INFO FROM RETURNS“One of the things we are constantly doing is improving the quality of our product,” said Bloemer. “So we looked at warranty returns and talked to dealers about installation issues.
“One of the big things that popped up was ‘no fault found’ returns. As we analyzed the data, we learned that it was so quiet the people couldn’t tell that it was running. So, we put an LED light on the outside.” The light can also communicate whether the unit registered a fault. “It always had the diagnostics, but we put the LEDs on the outside instead of the inside.”
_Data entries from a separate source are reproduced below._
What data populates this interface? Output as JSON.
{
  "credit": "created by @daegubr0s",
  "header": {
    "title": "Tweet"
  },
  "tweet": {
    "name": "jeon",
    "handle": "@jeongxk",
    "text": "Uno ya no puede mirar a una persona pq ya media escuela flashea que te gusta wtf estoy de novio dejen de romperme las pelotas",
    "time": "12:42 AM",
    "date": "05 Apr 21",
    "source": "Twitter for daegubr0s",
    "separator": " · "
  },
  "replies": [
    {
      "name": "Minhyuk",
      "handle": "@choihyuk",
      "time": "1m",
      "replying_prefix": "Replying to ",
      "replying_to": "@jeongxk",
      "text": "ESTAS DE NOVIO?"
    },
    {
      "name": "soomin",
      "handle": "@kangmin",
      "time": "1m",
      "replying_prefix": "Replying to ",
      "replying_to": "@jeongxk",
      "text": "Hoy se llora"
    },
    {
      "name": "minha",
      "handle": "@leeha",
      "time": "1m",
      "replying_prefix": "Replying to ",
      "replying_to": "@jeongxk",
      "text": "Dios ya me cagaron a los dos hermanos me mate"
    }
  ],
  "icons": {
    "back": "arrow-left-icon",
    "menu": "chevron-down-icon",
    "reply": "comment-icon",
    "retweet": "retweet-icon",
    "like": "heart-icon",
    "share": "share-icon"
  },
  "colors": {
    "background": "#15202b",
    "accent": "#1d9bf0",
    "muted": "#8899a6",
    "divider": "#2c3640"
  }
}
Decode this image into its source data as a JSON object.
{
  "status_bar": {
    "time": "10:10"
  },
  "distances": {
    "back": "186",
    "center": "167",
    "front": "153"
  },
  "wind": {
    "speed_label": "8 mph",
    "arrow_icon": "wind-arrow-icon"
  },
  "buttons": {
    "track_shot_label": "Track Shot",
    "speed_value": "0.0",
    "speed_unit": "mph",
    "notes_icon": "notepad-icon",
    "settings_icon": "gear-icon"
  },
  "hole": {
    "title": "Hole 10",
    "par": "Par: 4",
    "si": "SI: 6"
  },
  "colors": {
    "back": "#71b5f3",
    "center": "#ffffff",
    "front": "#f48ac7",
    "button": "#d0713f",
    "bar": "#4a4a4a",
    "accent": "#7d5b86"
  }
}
When it comes to noise levels, perception is the key to consumer happiness. “Sometimes it’s easier for a dealer to pull it out and put another one in, so the home- owner will believe it’s working,” Bloemer said. “So we get back some products that worked fine.”
HALT: WHO GOES THERE?The internal testing used by the manufacturer is called HALT - Highly Accelerated Life Testing. It puts the device in extreme conditions of vibration and temperature, which accelerates the aging process until the weakest aspect of the equipment fails.
“The HALT chamber will shake the product up to 50 g’s, take it from -40 to 300 degrees,” said Bloemer. “You’re forcing a weak spot in the design to show up. Then we work on removing the next weakest point.”
It’s almost like accelerated Darwinian evolution.
“We saw some small failures in the refrigeration system, where we’d have a leak,” he continued. “Through this and reliability testing, we made a change to the refrigeration system that led to a five-fold increase in reliability. The refrigeration system would vibrate close to its natural frequency; you put a lot of stress on the device that’s shaking, the tube and weld joints,” he said. “By changing the design, we changed the frequency.”
The company’s HALT chamber is capable of a temperature range of -100 to 200°C, and vibration levels up to 60 g (for comparison, astronauts experience 3-4 g’s when the space shuttle takes off). HALT testing “applies stresses that might cause failures to occur as soon as practicable,” Bloemer said. “There are no limits set to the types and levels of stresses that can be applied.
“Every product you buy has some failure mode. We put a high standard on ourselves. What most companies would consider an acceptable amount of failure, we’ve raised the bar for ourselves.”
TALKING WITH DEALERSOf course, the most important feedback comes from the contractors dealing with the products, and their failures, on a regular basis.
“Our field sales sources are in with the dealers daily,” Bloemer said. “From Madison, our marketers and engineers will go out and meet with dealers, either individually or as a group, for face-to-face contact and to gain an understanding of what’s going on.” Watching and monitoring calls at the service center (from both end user and dealer) adds the final piece of improvement data.
In the installation process, some of the system’s diagnostics can indicate miswiring. “If the installer inadvertently crosses the wires in the test mode, they can tell by the number of links where the problem is,” he said.
Other modifications have improved reliability in salt-air applications. “In seaside applications, the salt air destroys everything,” Bloemer said. “We were able to create a test to monitor and reduplicate that failure mode. With our design change, we’ve moved that failure mode to a factor of 10. When you go to these seaside applications, the control will go into the living area, where there is less salt air contact.”
The company also encourages dealers to give product feedback to their reps; if that doesn’t seem to be working, they encourage dealers to call the company’s 800 number to customer service. “If they don’t have the answers, they go to engineering,” Bloemer said. “You get your answer pretty quickly.”
The 1750 (90 pints per day) and 1770 (150) whole-house dehumidification systems are now available. “Now we’re mining for the next level of improvement,” he said.
“All of this geekiness is about making products stronger, better, and faster, keeping what the customers want in mind.”